Woodstock en Beauce was a yearly weekend-long music festival held in St-Ephrem-de-Beauce, Quebec, Canada. It was created in 1995 with the intention to re-create the atmosphere of the original Woodstock Festival in 1969, emphasizing on the atmosphere of peace and fun. The first edition of the festival attracted about 5,000 people, but it now attracts crowds of over 78,000 people. It has been nominated three times at the ADISQ awards in the category for the event of the year.

On October 17, 2014, it was announced that the 2014 edition would be the final one, putting an end to the festival after 20 years.
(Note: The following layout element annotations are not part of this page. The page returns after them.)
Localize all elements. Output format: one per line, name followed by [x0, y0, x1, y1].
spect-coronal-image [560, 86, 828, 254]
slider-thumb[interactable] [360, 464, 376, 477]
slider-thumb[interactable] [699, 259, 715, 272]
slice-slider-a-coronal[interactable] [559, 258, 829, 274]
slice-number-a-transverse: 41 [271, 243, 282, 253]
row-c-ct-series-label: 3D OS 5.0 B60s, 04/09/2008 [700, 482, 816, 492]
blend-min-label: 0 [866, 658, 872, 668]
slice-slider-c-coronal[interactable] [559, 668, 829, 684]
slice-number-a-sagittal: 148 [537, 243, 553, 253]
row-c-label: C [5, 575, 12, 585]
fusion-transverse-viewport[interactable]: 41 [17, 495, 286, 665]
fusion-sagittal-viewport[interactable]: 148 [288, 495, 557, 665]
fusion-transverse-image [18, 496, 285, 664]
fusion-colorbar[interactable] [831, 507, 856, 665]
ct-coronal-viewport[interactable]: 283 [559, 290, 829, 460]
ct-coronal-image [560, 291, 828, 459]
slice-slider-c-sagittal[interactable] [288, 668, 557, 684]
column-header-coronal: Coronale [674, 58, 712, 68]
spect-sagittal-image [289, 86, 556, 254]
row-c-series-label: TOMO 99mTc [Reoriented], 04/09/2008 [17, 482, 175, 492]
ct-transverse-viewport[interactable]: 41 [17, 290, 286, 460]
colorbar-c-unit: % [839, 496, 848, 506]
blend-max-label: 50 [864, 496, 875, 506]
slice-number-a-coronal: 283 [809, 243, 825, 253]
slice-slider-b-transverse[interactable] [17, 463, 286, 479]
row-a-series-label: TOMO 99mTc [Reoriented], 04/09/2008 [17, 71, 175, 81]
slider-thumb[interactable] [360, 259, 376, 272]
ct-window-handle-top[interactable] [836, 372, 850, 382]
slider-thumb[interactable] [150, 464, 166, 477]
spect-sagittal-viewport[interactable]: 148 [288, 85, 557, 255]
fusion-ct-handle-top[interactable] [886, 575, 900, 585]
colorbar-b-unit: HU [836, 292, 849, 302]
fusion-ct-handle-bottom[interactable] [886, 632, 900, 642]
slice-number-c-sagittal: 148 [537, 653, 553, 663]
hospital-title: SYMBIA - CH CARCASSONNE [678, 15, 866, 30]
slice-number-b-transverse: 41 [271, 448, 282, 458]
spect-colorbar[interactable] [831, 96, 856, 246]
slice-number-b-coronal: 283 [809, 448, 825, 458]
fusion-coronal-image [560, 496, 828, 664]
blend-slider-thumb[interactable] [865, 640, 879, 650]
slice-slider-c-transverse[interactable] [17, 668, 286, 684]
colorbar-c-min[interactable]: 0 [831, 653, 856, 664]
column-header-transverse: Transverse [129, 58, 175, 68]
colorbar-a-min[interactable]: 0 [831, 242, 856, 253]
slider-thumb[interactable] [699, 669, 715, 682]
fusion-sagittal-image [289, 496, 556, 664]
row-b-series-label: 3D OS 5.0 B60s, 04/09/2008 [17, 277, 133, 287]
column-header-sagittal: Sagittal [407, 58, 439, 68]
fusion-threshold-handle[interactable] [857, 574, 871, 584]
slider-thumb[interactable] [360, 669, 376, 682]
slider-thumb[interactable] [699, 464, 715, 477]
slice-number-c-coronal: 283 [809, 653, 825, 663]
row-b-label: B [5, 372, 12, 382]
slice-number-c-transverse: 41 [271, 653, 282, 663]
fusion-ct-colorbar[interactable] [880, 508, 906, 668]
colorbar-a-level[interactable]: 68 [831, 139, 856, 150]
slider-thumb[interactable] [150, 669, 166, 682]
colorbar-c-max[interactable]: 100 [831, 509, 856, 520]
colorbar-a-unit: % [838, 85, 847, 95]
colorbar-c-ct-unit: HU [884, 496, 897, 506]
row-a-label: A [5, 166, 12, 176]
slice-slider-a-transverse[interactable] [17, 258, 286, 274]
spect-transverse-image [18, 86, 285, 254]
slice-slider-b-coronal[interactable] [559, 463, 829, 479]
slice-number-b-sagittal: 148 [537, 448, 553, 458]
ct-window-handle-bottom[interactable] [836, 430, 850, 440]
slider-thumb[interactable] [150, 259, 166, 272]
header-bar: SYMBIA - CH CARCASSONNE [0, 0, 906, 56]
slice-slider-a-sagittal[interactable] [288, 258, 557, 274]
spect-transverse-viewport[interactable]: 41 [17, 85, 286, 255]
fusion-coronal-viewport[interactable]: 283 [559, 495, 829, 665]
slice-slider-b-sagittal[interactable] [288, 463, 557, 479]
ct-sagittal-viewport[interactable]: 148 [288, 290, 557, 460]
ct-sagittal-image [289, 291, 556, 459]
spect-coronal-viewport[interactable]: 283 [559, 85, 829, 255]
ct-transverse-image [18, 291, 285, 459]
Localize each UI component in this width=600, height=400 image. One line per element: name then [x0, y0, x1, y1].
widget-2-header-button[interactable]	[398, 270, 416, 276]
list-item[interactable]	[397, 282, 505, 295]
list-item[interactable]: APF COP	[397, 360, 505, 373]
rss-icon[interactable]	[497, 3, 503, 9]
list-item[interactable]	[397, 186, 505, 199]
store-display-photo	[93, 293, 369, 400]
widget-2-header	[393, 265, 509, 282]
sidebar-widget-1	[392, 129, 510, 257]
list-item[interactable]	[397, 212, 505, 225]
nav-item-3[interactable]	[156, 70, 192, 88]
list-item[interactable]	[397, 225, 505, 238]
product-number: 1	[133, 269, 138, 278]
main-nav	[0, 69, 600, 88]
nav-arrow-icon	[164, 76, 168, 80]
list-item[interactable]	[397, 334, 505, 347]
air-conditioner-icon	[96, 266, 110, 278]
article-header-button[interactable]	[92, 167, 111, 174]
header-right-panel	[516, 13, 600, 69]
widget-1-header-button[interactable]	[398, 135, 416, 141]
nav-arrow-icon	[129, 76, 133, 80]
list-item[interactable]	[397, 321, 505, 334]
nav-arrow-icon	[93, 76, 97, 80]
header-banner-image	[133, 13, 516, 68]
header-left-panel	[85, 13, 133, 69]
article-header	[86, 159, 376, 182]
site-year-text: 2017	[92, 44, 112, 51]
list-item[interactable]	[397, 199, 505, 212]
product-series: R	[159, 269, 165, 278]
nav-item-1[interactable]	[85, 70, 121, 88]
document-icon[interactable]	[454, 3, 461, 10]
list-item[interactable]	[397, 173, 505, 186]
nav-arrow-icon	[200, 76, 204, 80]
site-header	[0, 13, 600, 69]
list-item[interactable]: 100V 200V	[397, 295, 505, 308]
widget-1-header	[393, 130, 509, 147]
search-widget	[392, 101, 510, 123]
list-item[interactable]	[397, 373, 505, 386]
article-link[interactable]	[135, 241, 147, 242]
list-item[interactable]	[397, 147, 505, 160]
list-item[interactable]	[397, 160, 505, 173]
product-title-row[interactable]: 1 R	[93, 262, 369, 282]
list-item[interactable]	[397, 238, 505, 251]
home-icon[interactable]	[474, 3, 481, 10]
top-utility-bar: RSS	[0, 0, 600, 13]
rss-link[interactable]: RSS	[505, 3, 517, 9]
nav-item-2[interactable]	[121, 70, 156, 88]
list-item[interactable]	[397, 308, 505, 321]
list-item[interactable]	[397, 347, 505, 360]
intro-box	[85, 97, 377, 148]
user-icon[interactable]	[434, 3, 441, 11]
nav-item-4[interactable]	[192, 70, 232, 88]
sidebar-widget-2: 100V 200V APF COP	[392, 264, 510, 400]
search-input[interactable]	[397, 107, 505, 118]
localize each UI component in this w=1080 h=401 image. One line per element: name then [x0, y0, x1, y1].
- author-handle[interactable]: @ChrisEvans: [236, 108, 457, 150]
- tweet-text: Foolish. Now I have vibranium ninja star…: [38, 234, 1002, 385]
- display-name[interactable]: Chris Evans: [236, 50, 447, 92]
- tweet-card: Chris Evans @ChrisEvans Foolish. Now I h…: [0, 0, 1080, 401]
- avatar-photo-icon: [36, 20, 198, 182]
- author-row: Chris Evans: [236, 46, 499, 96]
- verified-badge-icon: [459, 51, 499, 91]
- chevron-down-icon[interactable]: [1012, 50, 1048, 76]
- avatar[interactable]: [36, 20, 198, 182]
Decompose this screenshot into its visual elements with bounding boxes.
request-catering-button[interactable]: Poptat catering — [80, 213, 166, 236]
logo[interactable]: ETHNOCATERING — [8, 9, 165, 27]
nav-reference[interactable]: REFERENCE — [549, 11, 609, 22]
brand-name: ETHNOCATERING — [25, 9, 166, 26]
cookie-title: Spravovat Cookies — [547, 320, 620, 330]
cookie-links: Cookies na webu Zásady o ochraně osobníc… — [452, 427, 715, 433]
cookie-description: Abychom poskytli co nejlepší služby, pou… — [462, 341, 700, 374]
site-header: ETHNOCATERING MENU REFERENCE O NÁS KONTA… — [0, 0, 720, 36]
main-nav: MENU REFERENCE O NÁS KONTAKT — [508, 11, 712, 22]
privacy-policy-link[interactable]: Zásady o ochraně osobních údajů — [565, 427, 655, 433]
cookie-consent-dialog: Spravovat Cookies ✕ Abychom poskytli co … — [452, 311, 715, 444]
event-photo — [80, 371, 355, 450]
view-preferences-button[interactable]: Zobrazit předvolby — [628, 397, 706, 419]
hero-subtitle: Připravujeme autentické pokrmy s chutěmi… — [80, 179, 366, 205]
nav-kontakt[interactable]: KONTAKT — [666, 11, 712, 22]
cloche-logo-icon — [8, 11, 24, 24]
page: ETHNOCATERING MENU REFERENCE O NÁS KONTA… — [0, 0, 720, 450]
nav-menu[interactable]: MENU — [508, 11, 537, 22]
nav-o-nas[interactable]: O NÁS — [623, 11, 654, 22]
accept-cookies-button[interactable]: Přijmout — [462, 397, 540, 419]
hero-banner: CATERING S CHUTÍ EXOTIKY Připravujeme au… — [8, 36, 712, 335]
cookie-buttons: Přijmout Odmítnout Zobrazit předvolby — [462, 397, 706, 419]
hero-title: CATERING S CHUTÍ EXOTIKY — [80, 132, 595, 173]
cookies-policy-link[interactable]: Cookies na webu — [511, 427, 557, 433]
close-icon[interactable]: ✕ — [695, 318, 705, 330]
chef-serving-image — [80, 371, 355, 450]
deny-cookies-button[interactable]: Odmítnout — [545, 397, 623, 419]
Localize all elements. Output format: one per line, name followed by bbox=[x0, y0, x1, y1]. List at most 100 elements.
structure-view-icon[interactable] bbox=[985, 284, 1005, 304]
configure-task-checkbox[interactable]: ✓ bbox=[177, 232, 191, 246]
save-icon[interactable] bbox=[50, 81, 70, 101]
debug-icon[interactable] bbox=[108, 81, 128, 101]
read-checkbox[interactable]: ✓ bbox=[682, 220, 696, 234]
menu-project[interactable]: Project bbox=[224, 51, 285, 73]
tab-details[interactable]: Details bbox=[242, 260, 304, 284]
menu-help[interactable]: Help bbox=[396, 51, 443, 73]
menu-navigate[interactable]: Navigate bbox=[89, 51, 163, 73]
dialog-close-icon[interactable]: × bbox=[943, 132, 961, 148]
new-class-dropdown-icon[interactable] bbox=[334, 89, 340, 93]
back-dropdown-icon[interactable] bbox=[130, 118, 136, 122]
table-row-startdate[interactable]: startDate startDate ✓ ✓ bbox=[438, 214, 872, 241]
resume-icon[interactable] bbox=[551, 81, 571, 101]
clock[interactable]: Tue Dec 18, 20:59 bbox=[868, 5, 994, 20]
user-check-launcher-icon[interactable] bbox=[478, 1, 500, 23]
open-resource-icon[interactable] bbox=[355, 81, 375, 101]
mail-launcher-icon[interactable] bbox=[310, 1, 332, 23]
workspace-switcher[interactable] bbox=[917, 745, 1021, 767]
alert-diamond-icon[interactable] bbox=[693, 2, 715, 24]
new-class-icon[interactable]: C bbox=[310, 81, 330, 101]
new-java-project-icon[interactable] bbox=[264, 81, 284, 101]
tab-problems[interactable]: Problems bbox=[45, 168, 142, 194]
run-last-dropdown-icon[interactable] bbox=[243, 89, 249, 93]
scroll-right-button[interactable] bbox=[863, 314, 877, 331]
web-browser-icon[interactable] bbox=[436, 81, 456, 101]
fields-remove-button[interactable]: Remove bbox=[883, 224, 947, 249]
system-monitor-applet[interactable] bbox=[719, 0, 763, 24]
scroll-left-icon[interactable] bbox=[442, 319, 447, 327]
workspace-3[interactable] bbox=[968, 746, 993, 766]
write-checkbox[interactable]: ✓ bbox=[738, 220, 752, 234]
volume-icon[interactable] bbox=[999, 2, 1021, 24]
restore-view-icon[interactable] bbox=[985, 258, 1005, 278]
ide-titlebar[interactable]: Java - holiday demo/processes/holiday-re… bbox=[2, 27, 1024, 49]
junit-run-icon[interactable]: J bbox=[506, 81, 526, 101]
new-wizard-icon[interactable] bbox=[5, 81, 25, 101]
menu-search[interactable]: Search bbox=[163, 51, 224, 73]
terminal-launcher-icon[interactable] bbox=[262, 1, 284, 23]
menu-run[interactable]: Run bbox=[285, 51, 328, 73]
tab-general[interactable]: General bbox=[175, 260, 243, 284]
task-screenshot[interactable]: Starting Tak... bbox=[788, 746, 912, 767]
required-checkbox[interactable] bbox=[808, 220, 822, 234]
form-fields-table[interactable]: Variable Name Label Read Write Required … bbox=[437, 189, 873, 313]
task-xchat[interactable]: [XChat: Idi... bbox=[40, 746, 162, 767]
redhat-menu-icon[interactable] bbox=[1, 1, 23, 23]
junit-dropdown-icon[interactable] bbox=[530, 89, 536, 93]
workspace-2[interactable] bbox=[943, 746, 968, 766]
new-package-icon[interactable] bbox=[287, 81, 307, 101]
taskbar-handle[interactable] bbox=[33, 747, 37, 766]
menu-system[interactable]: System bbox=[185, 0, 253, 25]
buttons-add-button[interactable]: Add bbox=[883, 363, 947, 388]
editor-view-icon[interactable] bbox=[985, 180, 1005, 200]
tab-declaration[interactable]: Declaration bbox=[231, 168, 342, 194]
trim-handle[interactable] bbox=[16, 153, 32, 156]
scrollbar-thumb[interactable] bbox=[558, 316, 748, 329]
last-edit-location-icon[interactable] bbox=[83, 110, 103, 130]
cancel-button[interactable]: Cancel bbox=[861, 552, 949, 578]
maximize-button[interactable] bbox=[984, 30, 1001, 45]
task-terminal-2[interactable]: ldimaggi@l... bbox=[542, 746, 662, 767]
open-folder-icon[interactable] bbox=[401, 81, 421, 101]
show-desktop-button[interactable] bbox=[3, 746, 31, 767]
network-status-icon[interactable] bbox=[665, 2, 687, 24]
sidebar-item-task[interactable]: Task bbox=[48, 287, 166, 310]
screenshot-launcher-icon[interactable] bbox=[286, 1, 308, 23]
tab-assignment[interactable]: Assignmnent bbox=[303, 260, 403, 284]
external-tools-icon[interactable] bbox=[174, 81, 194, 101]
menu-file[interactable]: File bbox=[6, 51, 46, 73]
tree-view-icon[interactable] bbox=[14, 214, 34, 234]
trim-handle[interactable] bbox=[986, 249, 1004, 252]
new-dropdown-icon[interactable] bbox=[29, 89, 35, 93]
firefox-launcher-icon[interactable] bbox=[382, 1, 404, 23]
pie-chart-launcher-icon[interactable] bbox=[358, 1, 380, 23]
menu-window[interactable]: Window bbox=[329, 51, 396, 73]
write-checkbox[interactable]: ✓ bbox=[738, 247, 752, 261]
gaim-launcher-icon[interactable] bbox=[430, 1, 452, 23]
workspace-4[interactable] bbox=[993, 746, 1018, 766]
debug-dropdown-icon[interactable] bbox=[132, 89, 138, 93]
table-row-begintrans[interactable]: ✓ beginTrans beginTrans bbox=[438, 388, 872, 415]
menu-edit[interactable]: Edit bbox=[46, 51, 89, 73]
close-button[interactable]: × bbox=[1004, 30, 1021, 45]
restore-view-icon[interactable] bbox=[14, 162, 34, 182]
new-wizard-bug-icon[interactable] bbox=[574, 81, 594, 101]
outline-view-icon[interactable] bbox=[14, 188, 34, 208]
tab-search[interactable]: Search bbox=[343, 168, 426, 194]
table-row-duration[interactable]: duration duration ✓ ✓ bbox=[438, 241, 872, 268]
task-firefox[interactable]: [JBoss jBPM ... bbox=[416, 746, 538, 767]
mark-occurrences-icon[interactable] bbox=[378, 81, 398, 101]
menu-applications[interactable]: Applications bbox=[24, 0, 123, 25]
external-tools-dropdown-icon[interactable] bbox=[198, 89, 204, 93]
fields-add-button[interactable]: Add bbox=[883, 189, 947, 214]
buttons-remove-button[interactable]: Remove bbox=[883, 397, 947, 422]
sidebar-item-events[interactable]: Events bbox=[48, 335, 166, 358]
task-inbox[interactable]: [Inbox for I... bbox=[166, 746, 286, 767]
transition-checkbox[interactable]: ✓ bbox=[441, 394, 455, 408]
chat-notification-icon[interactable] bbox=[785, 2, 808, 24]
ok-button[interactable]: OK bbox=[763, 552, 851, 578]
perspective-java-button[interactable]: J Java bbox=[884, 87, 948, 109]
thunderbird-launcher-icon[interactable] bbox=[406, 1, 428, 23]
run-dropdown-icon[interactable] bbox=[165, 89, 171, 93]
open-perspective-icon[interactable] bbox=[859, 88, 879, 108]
On February 19, 2015, it was revealed on their Facebook page that the music festival would make a comeback in 2016, but there would be no festival in 2015, making it the first year since the foundation of the event to be skipped.

==Notable Performers==
The Offspring, The Tragically Hip, Hollywood Undead, Good Charlotte, The Planet Smashers, Heart, Joe Cocker, Simple Plan, Roger Hodgson, Cheap Trick, Foreigner, Sum 41, Pennywise, Bad Religion, Joan Jett, Violent Femmes, Sam Roberts, Finger Eleven, Shinedown, The Trews, Our Lady Peace, Bachman–Turner Overdrive, Three Doors Down, The Tea Party, Moist, Creedence Clearwater Revisited, Nickelback, April Wine, Éric Lapointe, Jean Leloup, Richard Desjardins, Daniel Bélanger, les Colocs, Zachary Richard, Les Cowboys Fringants and Limp Bizkit.